In the quiet, high-tech corridors of Beijing’s E-Town development zone, a remarkable and somewhat surreal scene unfolded recently. More than seventy humanoid robots, their mechanical limbs moving in a syncopated rhythm, embarked on an overnight 21-kilometre journey. This was not the main event, but a critical trial run for China’s second robot half-marathon, scheduled for 19 April. Teams from universities, tech companies, and research institutes subjected their creations to a full-course simulation, testing everything from route navigation and equipment coordination to emergency responses. The trial served as a stark preview of the challenges ahead, mirroring the official race’s demands and allowing organisers to fine-tune the complex logistics of an event where the athletes are not biological, but engineered.
The scale of participation alone marks a dramatic evolution in this fledgling field. Compared to last year’s inaugural race, the number of teams has surged nearly fivefold—a clear indicator of the explosive interest and investment in general-purpose humanoid robotics within China. Beyond mere growth, the technological ambitions have also escalated. According to Liang Liang of the Chinese Institute of Electronics, approximately forty percent of teams this year are employing fully autonomous navigation systems, removing direct human control during the race. This introduces “a significant challenge for the robots,” forcing them to independently perceive their environment, make pathfinding decisions, and adjust to unforeseen obstacles—a monumental task in dynamic, real-world conditions.

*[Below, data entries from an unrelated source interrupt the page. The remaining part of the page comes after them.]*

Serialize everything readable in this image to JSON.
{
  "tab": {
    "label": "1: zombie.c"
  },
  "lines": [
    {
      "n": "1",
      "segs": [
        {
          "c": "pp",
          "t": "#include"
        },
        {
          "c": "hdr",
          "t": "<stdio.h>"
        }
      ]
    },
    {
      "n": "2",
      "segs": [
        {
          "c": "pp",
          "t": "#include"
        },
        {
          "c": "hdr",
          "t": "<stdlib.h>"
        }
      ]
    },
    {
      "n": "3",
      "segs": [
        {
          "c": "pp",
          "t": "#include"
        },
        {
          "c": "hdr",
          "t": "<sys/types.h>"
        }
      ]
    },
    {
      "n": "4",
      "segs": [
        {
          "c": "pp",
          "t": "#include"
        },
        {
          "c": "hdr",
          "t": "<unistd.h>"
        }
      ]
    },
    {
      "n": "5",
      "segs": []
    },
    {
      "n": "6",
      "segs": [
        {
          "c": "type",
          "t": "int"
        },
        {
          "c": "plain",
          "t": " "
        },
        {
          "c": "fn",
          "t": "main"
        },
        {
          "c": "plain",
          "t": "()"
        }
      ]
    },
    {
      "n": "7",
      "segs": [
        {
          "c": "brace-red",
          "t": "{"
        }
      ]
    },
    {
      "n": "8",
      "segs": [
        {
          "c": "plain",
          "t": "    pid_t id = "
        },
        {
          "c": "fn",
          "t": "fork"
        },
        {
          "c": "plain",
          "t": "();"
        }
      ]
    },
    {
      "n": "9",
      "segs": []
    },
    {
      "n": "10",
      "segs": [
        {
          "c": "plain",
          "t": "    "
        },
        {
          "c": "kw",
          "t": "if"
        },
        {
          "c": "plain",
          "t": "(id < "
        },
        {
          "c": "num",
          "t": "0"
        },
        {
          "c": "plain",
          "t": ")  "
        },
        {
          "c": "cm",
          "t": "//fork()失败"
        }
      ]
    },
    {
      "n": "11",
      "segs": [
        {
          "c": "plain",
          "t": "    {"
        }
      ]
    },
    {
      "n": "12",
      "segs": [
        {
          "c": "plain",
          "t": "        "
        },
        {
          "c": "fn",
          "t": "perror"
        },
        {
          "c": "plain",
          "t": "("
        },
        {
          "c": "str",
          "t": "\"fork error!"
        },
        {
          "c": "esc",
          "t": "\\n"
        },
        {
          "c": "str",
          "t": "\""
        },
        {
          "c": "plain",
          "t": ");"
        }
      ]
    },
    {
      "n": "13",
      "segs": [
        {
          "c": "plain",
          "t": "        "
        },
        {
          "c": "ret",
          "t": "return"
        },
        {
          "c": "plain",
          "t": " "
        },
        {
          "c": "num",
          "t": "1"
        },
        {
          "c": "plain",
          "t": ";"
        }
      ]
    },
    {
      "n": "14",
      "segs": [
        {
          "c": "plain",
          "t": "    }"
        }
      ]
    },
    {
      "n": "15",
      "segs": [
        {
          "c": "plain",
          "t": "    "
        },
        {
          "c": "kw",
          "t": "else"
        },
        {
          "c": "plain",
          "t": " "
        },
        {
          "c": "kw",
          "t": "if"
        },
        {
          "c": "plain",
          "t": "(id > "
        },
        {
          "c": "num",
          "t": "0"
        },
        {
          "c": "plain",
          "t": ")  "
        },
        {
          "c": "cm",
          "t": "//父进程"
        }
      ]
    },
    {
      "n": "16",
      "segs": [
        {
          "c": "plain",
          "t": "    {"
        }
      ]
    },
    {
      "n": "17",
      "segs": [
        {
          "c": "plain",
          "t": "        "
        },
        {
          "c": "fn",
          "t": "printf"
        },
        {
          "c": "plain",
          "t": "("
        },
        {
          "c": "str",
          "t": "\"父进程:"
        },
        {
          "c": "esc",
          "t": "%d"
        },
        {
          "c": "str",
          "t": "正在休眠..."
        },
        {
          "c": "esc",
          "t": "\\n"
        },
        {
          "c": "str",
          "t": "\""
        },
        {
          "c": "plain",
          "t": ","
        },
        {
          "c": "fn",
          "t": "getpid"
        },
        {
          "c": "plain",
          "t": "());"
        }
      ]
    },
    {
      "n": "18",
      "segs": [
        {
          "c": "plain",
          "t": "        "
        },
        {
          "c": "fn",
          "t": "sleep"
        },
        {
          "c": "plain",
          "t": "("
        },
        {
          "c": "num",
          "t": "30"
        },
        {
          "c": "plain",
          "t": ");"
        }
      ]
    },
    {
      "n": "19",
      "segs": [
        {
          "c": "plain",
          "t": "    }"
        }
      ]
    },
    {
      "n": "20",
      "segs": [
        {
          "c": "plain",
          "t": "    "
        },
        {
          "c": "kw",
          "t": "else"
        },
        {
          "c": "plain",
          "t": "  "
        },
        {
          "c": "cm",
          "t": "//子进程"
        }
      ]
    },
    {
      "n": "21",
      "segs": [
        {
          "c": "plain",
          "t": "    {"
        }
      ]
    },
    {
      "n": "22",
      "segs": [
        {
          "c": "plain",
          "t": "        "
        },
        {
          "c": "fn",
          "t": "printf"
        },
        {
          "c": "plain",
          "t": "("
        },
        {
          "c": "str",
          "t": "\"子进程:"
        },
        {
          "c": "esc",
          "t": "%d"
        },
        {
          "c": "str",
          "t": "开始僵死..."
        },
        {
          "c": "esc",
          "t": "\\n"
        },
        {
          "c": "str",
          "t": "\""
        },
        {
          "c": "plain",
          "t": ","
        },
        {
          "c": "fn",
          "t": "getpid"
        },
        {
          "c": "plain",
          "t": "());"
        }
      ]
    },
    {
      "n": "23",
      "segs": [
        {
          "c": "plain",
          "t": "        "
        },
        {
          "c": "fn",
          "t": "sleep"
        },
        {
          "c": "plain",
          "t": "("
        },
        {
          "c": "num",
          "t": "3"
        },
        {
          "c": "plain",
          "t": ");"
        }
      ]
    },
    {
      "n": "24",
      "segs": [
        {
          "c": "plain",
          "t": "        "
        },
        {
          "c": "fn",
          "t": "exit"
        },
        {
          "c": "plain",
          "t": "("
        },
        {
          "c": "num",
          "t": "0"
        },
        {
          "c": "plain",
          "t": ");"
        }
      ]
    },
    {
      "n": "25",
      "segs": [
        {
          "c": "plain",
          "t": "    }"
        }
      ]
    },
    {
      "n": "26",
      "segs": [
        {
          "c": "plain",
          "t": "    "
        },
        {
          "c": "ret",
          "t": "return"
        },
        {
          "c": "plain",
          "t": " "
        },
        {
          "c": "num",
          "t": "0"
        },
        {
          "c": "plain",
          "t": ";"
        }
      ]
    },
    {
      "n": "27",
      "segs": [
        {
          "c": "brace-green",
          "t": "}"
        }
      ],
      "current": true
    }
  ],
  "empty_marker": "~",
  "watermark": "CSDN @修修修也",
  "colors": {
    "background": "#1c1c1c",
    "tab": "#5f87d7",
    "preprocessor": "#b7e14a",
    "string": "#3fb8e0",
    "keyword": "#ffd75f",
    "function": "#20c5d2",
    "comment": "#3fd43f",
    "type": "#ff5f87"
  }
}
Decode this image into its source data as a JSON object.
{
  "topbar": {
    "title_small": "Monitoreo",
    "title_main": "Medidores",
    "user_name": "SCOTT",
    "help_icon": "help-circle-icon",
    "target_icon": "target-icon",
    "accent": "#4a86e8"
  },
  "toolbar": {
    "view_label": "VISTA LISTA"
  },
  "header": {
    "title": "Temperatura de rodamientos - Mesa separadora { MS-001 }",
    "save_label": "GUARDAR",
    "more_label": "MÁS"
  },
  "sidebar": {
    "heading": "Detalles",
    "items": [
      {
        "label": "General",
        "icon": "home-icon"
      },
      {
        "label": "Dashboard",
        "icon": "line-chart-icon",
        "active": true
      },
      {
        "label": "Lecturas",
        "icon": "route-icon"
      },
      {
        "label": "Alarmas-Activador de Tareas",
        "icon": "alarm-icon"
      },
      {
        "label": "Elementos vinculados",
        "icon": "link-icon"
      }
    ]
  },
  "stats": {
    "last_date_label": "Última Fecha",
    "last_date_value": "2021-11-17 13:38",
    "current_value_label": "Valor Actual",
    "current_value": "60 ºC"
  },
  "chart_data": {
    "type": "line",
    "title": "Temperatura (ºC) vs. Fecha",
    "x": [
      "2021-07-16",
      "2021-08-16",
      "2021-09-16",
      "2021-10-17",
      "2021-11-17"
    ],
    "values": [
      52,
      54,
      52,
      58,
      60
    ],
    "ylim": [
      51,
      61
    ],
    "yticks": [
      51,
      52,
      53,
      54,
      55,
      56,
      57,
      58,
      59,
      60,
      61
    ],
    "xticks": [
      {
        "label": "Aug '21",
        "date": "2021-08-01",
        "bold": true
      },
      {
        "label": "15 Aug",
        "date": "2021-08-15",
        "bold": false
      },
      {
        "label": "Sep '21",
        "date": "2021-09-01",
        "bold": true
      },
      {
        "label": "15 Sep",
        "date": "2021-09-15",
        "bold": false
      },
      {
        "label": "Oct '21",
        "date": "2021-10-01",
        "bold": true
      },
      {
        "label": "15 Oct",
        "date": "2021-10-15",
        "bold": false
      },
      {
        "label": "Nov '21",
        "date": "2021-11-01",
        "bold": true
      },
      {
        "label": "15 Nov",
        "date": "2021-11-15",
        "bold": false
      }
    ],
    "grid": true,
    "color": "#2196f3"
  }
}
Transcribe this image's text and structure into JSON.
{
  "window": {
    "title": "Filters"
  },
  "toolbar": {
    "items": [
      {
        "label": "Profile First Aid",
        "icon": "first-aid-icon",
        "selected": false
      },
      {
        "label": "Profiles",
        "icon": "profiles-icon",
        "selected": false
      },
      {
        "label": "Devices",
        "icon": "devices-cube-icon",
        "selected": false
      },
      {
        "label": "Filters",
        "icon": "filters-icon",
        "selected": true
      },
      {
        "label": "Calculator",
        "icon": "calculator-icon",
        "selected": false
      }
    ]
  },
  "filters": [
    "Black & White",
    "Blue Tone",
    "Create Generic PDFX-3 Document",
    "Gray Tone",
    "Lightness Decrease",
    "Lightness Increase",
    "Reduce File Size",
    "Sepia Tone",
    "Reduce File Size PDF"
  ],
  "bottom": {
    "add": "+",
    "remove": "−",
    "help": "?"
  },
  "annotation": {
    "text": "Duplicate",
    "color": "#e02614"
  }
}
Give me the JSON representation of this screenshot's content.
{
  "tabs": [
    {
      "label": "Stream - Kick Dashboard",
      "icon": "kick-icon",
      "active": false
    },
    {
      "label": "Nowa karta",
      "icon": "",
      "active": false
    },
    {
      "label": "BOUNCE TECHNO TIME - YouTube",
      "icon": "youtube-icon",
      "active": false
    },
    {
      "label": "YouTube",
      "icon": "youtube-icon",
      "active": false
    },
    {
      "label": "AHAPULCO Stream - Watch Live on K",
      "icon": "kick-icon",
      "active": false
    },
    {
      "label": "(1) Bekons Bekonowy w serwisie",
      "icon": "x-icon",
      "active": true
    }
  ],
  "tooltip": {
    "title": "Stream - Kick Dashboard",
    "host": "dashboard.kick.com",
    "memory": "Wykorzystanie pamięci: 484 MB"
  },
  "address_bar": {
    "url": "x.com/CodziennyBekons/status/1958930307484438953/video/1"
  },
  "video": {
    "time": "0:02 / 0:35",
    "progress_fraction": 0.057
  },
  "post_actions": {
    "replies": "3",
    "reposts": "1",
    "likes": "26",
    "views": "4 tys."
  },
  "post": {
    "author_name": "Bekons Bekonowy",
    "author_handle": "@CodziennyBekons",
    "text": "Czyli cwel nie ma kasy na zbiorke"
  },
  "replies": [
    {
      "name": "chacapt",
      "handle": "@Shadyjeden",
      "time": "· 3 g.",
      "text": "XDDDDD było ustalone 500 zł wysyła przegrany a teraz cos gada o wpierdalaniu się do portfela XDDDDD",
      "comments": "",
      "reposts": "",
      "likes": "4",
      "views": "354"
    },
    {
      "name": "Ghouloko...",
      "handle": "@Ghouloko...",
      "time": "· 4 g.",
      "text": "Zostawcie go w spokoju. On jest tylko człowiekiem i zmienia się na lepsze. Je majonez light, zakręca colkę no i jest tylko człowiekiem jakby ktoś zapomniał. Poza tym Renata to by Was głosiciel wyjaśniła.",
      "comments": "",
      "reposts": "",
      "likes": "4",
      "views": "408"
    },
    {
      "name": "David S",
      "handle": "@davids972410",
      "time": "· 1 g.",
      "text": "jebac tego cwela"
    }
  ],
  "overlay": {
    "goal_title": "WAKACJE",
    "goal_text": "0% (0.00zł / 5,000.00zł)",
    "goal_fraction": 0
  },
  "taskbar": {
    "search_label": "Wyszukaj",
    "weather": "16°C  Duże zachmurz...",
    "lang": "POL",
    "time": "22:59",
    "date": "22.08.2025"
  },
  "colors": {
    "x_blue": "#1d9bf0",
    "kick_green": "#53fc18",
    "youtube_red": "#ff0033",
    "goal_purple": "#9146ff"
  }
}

Yet, for many of these teams, the primary goal remains strikingly humble: simply to finish. The harsh realities of last year’s race, where only six out of twenty-one starting robots completed the course, loom large. Organisers have even introduced new awards reflecting this fundamental struggle, including prizes for endurance and for the basic achievement of reaching the finish line. This underscores that the event is less a polished display of perfection and more a raw, open laboratory for real-world stress testing. Teams are there to learn, to experiment, and to expose their designs to the brutal demands of continuous, long-distance locomotion—a test that human bodies are evolved for, but robot bodies are painstakingly built for.
The stories from the trial run vividly illustrate this experimental ethos. Yang Kechang, from China Agricultural University, revealed that his team assembled their robot only at 1 PM on the day of the test and entered it immediately. For them, participation itself was a victory. Despite setbacks like overheating joints that required cooling during battery changes, Yang remained optimistic, noting that future improvements would hinge on optimising the robot’s control algorithms rather than just hardware. Similarly, Xu Bo of Genisom AI described his 1.3-metre-tall machine grappling with overheating motors and rapidly draining batteries. These are not tales of flawless performance, but of perseverance and incremental progress, where each failure provides crucial data for the next iteration.
The overarching challenge binding all these narratives is energy management and thermal control—the core bottlenecks of mobile robotics. A humanoid robot running a half-marathon is an extreme exercise in power efficiency. Every joint actuator, every sensor, and every processing unit generates heat and consumes electricity. The machines must balance the need for powerful, dynamic movements with the finite capacity of their batteries and the risk of critical component failure from overheating. Solving these issues requires advances not just in mechanics, but in integrated system design, lightweight materials, and intelligent power allocation software. The race course, therefore, becomes a brutal proving ground for these integrated systems.
Ultimately, China’s robot half-marathon symbolizes a pivotal moment in the journey toward practical, general-purpose robots. It transcends a quirky spectacle to become a serious, coordinated effort to push technology out of controlled labs and into unpredictable environments. The dramatic increase in participants, the shift toward autonomy, and the focus on resilience over speed all point to a field maturing rapidly. While the images of robots stumbling, overheating, or persevering across a finish line may seem whimsical, they represent the tangible, arduous steps toward a future where machines can share our physical spaces and tasks, built not just for precision, but for endurance.